Hackthebox

Hackthebox is a website that offers many hands-on challenges pertaining to hacking and penetration testing. Their academy offers courses on a wide array of common attack methods associated with pentesting. I have been enrolled in their student program for about a year, since I wanted to learn more about the technical side of cybersecurity. I have completed over 20 different courses on their website, and so far my favorite course has been the windows attack and defense course. The course details many methods that attackers use once t=hey are able to compromise a machine to gain more privileges or access sensitive data, along with prevention methods and logs to watch out for.

The main skill that each of the hack the box courses have taught me is problem solving and how to move around a windows system. Concepts such as networking are also commonly used so I have become familiar with ports and IP addresses. The machine that you use to write your commands also uses linux, which I learned through many courses in college. It also let me visualize many concepts I learned en route to my Security+ certification, including creating malware payloads and cracking passwords. Although I do not currently plan to be a penetration tester, knowing both sides of the cybersecurity playing field will help me as an analyst tasked with identifying and responding to attacks, as it goes deeper than the knowledge needed for the security+ and low level cybersecurity college courses. Some other information I have learned is how to configure IDP?IPS solutions, Shells/Payloads, Pivoting/Tunneling/Port Forwarding/ and web attacks. Each of these tasks rely heavily on the command line and many popular tools such as metasploit, suricata, and proxychains. 

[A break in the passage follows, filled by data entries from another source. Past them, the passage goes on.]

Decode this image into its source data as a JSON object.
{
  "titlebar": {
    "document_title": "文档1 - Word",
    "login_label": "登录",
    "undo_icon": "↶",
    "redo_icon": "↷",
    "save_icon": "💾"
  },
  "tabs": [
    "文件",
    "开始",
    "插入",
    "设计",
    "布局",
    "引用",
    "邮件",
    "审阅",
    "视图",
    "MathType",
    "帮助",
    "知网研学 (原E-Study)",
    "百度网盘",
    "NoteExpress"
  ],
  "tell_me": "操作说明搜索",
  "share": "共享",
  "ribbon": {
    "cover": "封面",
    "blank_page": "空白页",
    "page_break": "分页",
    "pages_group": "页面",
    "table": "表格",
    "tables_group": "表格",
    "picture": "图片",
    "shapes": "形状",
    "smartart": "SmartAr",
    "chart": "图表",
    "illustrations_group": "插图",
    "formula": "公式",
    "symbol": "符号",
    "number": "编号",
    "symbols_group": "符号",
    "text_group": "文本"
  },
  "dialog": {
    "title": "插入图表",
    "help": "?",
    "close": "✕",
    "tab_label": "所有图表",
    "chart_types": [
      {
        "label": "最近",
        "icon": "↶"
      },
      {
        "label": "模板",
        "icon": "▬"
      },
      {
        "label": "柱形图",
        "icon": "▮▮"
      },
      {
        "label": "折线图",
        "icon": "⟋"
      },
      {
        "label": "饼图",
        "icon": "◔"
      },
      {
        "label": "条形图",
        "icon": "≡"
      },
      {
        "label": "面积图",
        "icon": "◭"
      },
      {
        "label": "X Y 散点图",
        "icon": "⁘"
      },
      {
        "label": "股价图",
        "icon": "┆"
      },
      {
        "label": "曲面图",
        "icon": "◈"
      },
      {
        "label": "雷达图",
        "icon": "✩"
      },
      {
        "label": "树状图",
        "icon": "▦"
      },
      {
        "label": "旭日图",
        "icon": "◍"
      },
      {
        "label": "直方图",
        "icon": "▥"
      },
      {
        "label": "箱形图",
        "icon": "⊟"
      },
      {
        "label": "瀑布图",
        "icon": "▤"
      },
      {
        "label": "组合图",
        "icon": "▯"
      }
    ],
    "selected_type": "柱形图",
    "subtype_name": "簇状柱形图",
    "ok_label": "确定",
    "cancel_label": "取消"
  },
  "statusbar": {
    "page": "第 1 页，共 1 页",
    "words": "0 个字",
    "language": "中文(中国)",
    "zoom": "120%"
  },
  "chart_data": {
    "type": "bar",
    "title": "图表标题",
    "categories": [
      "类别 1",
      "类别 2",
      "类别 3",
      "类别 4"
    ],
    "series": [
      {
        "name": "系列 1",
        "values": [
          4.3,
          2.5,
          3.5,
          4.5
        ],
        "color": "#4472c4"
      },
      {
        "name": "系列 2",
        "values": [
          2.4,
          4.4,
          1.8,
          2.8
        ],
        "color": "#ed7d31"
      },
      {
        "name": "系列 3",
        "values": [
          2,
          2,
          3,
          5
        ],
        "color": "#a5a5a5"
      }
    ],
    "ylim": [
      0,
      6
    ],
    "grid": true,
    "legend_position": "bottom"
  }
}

My first artifact comes from the course which has been the most challenging for me, Windows privilege escalation. There was a section that took me many tries on separate days to complete. The Challenge at the end of the model was to “Leverage membership in the DnsAdmins group to escalate privileges” The instructions on the website walked you through creating a payload to add a specific user to the administrators group, so they would have the highest privileges. However, even after being added to that group and confirming it, I still got a permission denied error. I decided to do more research and try a different command/payload and eventually found a solution. I used the ability to inject a command with system privileges to create a reverse shell connection, which I learned from another module. After that, I was able to navigate to the directory where the flag was located. The initial trouble was frustrating but ultimately I was able to test out many different commands and potential payloads, which I feel has strengthened my cybersecurity understanding.